PHUKET: Foreign “mafiosi” who cheat and even assault foreign tourists sometimes do so with the support of Phuket officials, yesterday’s meeting with a high-ranking Ministry of Interior (MoI) official was told.

Interior Ministry Deputy Permanent Secretary Pranai Suwannarat was in Phuket to hear directly from tourism industry operators and analysts about problems facing the industry.

His findings during the four-hour gathering will be compiled into a report to be submitted to the MoI.

Bhuritt Maswongsa, Vice President for Marketing of the Phuket Tourism Association, told the meeting he received “almost daily” complaints about foreign bar owners overcharging patrons.

“Foreign mafia are mostly Russian and German. They open bars and charge much higher prices than their competitors.

“For example, they might charge 200 baht for [a small] bottle of beer that usually sells for around 80 baht to100 baht a bottle at other bars. They exploit consumers,” he said.

Such operators typically set up in west coast beach areas popular with foreign tourists, such as Patong, Kata, Karon and Surin, he said.

In some cases tourists are assaulted if they refuse offers to enter certain establishments, he said.

Sarayuth Mallam, another PTA vice president, said that “Even though the mafia people are locally very powerful, they are afraid of the people in uniform.”

“Tourists come in their bars and get cheated.
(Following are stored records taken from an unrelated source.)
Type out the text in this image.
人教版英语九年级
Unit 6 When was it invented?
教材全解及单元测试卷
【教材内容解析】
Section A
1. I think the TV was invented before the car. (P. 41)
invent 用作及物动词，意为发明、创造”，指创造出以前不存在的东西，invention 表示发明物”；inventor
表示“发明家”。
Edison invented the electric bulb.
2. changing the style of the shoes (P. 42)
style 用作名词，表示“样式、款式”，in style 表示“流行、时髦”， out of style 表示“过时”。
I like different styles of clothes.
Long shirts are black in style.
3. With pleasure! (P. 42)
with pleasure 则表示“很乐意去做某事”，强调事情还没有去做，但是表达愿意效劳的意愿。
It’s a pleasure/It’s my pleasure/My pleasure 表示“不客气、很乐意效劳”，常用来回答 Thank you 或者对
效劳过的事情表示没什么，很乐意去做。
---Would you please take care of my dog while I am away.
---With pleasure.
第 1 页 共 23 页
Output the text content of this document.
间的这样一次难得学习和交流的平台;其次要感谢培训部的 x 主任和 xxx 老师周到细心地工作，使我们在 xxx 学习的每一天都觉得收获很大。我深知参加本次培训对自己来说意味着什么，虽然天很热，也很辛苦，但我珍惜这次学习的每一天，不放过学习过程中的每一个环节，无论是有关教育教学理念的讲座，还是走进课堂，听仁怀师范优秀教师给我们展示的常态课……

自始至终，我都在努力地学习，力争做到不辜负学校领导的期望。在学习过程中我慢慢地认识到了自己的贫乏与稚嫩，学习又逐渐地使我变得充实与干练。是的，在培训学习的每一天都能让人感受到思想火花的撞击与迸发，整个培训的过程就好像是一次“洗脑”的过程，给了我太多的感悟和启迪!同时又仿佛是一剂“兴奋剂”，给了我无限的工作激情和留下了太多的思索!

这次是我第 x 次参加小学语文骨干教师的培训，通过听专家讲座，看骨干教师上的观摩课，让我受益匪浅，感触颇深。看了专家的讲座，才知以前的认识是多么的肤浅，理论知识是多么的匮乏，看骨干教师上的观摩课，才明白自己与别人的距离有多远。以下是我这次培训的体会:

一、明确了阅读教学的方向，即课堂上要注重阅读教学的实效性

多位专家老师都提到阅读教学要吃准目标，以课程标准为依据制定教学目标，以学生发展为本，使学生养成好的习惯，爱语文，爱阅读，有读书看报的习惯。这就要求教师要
For example, a tourist bought two bottles of beer but was charged for four bottles.

“Then they had a fight, which was reported to the police who recorded it in their daily log.

“But later the police received a call from a high-ranking government official asking the police to ‘take care of’ [ignore] the case,” he said.

Government officials must clean up their own acts before they can be effective in addressing the problems plaguing the Phuket tourism industry, the lawyer said.

Mr Bhuritt suggested that the Revenue Department audit such bars in order to find a way to prevent customers from being cheated.